Chez Hegel, l’indépendance relative de l’Etat par rapport à la souveraineté populaire est poussée encore plus loin, puisqu’il devient le but immanent de la société civile. La liberté concrète, dans la pensée hégélienne, n’est possible en effet que par la disparition de l’intérêt particulier dans le système de l’intérêt général, c’est-à-dire dans l’Etat. Aussi bien l’Etat marque-t-il une nette tendance à la personnalisation et à l’auto-régulation par rapport à la société. L’article 271 des Principes de la philosophie du droit dit [17] : « La constitution politique est en premier lieu l’organisation de l’Etat et le processus de sa vie organique par rapport à lui-même. Dans ce processus il distingue ses éléments à l’intérieur de soi-même et les développe en existences fixes. En second lieu, il est en tant qu’individualité, une unité exclusive qui, par conséquent, se comporte pat rapport à d’autres. Il tourne donc son organisme différencié vers l’extérieur et, dans cette détermination, place ses termes différenciés à l’intérieur de soi- même dans leur idéalité. » « Le peuple n’est plus en fait qu’une articulation de l’Etat et ne conserve même pas la relative autonomie que lui accordait Kant : tout finit par dépendre de l’Etat dont « l’organisation est le rationnel en soi et l’image de la raison éternelle. »

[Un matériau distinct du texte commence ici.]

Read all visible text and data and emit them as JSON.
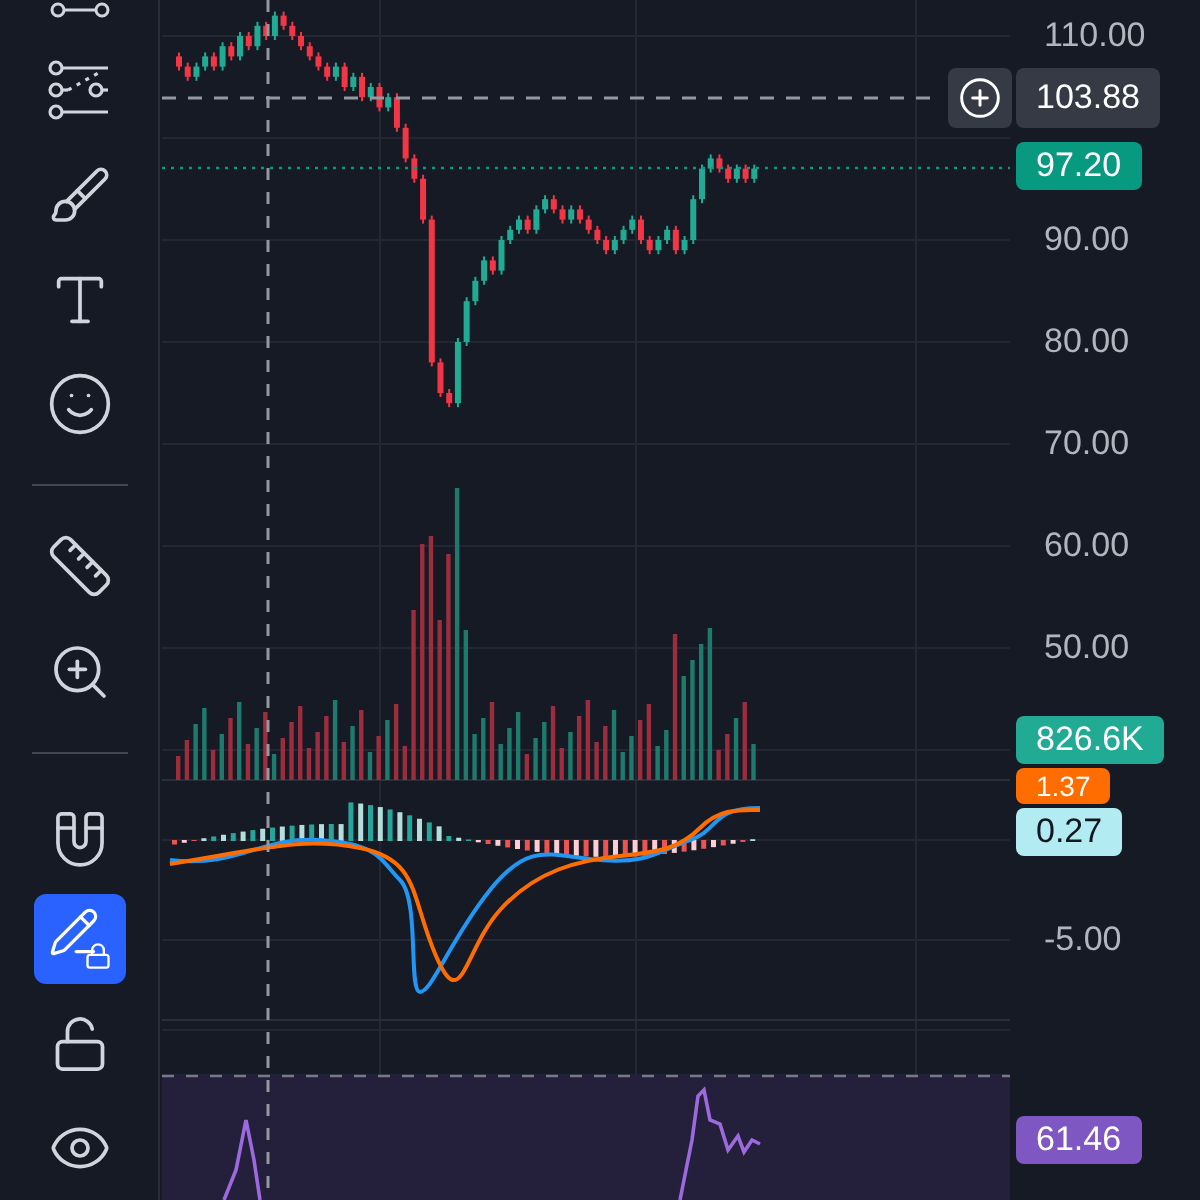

Cette conception organiciste et mystifiée de l’Etat qui supprime formellement et abstraitement les contradictions entre sphère de l’intérêt particulier et sphère de l’intérêt général en niant la réalité profonde de l’un des deux termes (le plus important), ne peut pas ne pas apparaître comme une résolution purement illusoire, une unité purement dualiste des contradictions réelles. Dans un commentaire de l’article 277 Marx note [18] : « Les affaires et les activités de l’Etat sont liées à des individus (l’Etat n’est actif que par l’intermédiaire des individus), non pas à l’individu physique, mais à l’individu politique, pris dans sa qualité de membre de l’Etat. Il est donc ridicule que Hegel dise qu’elles ont un lien extérieur et accidentel avec la personnalité particulière comme telle. Elles y sont plutôt liées par un lien substantiel, par une qualité essentielle de l’individu. Cette absurdité vient de ce que Hegel considère les affaires et les activités de l’Etat d’une façon abstraite et en soi, et l’individualité particulière comme son contraire ; mais il oublie que l’individualité particulière est une fonction humaine et que les affaires et les activités de l’Etat sont des fonctions humaines ; il oublie que l’essence de la personnalité particulière n’est pas sa barbe, son sang, sa nature physique abstraite, mais que sa qualité sociale, et que les affaires de l’Etat ne sont rien d’autre que les modes d’existence et d’activités sociales des hommes. »

Marx touche là un des points les plus faibles de la théorie hégélienne, le caractère abstrait de sa construction politique organiciste, l’absence de médiations véritables entre la sphère de l’intérêt général et celle de l’intérêt particulier. Les états hégéliens, ou encore les classes politiques comme les appelle Cerroni, représentent en principe une sphère particulière qui fait la synthèse ou la transition entre l’Etat et la société civile, mais — selon la juste remarque de Marx — ces états restent ambigus ; ils ont envers le peuple la position du gouvernement et envers le gouvernement la position du peuple. L’Etat apparaît tantôt comme classe politique, tantôt comme classe sociale (relevant de la société civile). Il ne représente pas une véritable synthèse, mais un mélange de pôles contradictoires, puisque les classes sociales dans la société capitaliste, au contraire de ce qui se passait dans la société féodale, n’ont pas et ne peuvent avoir d’existence immédiatement politique. Aussi bien, en cherchant à retrouver l’unité de la société à l’intérieur de la seule sphère étatique, Hegel ne fait que parvenir à une solution verbale des problèmes de la séparation.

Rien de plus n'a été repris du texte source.